Die Tuchfabrik Müller steht beispielhaft für die Blüte und den Niedergang der rheinischen Wolltuchindustrie. Begonnen hat aber alles mit der Papierherstellung. Das stattliche Produktionsgebäude wurde 1801 als eine Papiermanufaktur errichtet – und erst 40 Jahre später als eine Spinnerei und Walkerei umgenutzt. In den 1860er Jahren kam eine erste Dampfmaschine hinzu. 1894 richtete der neue Firmenbesitzer Ludwig Müller hier eine komplette Volltuchfabrik ein, die robuste Wolltuche und Lodenstoffe herstellte. In Kriegszeiten wurden hier in großer Menge Uniformtuche hergestellt. Im Kaiserreich, in der Weimarer Republik und in der Nachkriegszeit lieferte man sowohl Zivil- als auch Uniformtuche.

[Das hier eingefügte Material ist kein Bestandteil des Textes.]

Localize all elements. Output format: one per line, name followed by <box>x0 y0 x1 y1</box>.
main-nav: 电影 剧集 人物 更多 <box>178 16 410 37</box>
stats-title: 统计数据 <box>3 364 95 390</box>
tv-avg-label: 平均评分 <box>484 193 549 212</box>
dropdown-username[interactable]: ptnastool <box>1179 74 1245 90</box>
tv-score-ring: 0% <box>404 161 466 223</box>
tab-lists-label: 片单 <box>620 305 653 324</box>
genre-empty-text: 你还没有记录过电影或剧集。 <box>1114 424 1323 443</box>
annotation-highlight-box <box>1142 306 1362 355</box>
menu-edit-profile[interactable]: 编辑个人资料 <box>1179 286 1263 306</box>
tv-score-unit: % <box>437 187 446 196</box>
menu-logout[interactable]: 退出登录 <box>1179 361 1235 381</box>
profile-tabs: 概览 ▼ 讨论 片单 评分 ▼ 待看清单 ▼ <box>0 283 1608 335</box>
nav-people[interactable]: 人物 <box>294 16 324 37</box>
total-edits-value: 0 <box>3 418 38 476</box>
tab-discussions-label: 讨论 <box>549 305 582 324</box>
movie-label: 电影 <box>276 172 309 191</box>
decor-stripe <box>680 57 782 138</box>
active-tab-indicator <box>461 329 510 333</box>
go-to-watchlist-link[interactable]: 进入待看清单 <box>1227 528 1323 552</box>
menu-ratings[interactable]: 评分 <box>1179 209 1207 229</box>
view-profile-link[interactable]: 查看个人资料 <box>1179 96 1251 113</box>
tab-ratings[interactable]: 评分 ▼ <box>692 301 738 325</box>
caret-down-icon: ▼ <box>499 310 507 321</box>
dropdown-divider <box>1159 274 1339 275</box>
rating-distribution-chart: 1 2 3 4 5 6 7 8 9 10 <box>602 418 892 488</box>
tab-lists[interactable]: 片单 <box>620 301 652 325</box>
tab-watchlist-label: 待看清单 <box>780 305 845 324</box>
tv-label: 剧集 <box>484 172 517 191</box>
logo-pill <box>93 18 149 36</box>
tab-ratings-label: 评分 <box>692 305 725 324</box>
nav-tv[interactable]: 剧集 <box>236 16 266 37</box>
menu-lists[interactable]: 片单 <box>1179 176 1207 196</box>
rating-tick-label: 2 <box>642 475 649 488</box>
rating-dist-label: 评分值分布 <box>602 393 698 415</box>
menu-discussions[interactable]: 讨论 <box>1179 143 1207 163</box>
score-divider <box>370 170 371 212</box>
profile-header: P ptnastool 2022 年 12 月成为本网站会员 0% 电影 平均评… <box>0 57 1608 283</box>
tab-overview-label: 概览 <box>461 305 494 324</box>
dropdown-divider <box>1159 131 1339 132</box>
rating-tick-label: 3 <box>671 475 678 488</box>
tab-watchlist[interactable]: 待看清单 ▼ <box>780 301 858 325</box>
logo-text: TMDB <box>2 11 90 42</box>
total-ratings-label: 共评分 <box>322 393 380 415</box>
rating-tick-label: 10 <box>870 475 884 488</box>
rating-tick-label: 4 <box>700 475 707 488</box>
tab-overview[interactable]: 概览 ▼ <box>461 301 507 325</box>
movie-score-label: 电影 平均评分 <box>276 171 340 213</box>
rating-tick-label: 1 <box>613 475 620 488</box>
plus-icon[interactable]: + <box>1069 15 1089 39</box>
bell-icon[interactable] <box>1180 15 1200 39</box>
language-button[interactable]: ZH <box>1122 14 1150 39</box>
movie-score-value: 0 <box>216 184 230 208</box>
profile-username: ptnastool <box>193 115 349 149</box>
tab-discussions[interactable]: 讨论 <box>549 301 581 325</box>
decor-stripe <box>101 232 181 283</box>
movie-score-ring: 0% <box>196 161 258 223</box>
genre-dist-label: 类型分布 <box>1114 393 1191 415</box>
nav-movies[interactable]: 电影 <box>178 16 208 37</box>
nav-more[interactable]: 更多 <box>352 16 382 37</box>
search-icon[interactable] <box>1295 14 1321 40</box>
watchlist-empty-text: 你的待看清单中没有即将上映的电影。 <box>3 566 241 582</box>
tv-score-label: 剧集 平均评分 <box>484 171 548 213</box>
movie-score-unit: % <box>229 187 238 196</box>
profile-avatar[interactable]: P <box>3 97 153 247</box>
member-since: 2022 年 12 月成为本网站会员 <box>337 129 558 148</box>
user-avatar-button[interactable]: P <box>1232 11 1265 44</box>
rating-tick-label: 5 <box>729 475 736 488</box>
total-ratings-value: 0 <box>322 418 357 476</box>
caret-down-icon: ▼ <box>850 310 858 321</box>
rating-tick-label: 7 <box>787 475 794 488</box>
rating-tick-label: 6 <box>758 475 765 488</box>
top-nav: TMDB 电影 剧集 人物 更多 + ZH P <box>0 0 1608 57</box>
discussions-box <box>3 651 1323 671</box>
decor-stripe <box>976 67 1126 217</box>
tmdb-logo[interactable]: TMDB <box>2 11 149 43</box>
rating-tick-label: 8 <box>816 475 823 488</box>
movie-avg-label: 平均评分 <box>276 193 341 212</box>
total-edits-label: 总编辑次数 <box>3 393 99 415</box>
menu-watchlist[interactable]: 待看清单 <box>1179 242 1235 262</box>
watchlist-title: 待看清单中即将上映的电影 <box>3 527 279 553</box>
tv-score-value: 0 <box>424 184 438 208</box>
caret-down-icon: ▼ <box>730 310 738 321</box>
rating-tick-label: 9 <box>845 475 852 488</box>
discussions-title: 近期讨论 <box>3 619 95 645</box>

Ende der 50er Jahre geriet die Tuchfabrik – wie viele andere kleine Wolltuchhersteller – unter Konkurrenzdruck. Italienische Hersteller lieferten günstigere Ware aus Reißwolle. Größere Betriebe investierten in neue Maschinen und produzierten damit schneller und günstiger als die Tuchfabrik Müller mit ihrem Maschinenpark aus der Zeit um 1900. So musste der Betrieb 1961 schließen. Voller Hoffnung, den Produktionsbetrieb später wieder aufzunehmen, pflegte und hegte aber der letzte Inhaber, Kurt Müller, Fabrikgebäude und Maschineninventar. Die Anlage verfiel in einen Dornröschenschlaf, der über 20 Jahre währte.
1988 übernahm der Landschaftsverband Rheinland die vollständig erhaltene Fabrik, über die sich seit dem letzten Betriebsjahr 1961 Staub, Rost und Spinnweben gesenkt hatten. Der komplett erhaltene Fabrikkosmos wurde penibel dokumentiert, sensibel und behutsam restauriert – und für eine Museumsnutzung hergerichtet. Heute zählt das Industriedenkmal zu den besterhaltenen und bestdokumentierten historischen Fabriken in Deutschland. Die Tuchfabrik Müller wurde im September 2000 als Schauplatz des LVR-Industriemuseums eröffnet. Die wichtigsten Textilmaschinen und die Dampfmaschine konnten reaktiviert werden und laufen regelmäßig im Vorführbetrieb.